The transitional opportunity taker
**Video**
Set: Galley
Setup: Camera onn Tripod
Script:
Dean: More and more commonly, we are seeing deckhands and stewards and stewardesses, recognising that the Galley department is a pretty great place to be. Whilst you’ll probably put in more hours as a Chef, you get better pay, and more time off, as well as the ability to express creativity which certainly can’t be said about being a deckhand. There are only so many ways to wash a boat!
With that said, if you do decide you want to make a go of being a Chef on a yacht, you’re actually in a really great place to transition into it from another department.
Because you have the basics of yachting down, you can exclusively focus on the cuisine part, massively reducing all the concepts you need to learn. You’ll also quickly be able to pick up the kind of things you need to be focusing on, as being a Chef is such a broad concept, inevitably there is a bit that is not necessarily relevant to a yacht chef.
It’s not a bad strategy, to get a job as a stewardess or a deckie, and wait for your opportunity to present itself.

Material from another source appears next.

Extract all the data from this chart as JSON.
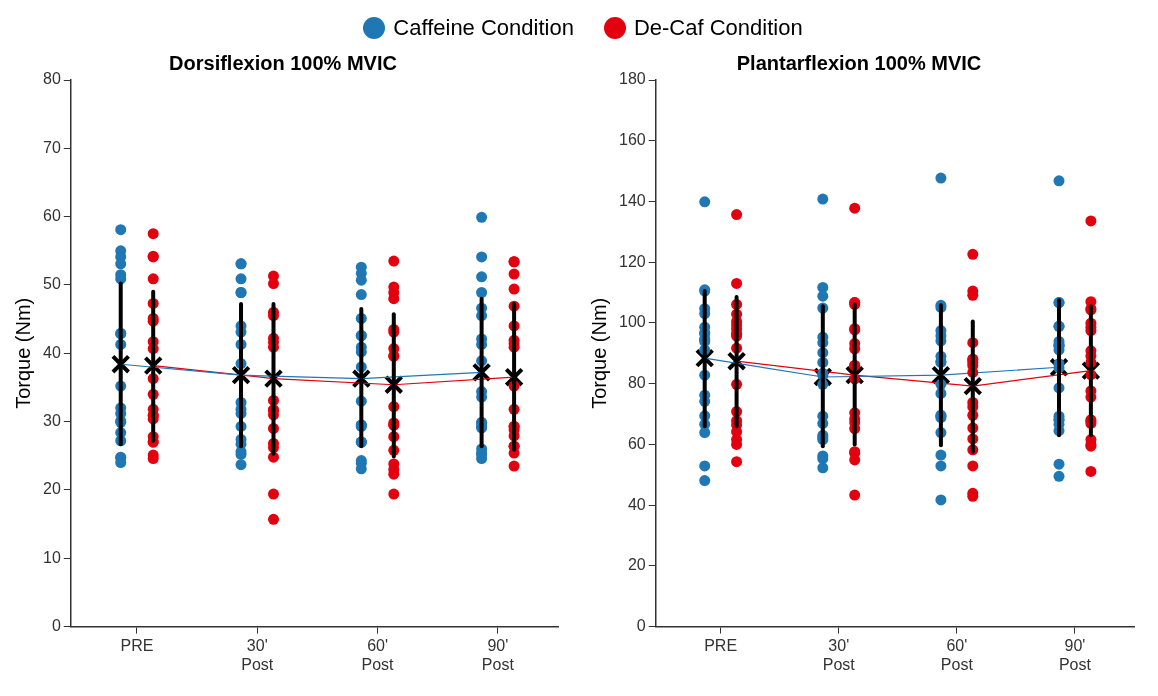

It’s low risk, as you’ll be getting paid, not as much but still well, and you can potentially time it so you can spend an hour or two a day helping out the Galley team to get some experience.
Recognise that you may have to do this in your own time, you’ll have your own duties to accomplish like cleaning toilets and scrubbing teak, and also you won’t get to go straight to plate presentation, it’s likely to be cleaning seafood and peeling veg, but this is an under-utilised path to success if you don’t have the experience and qualifications straight out of the gate.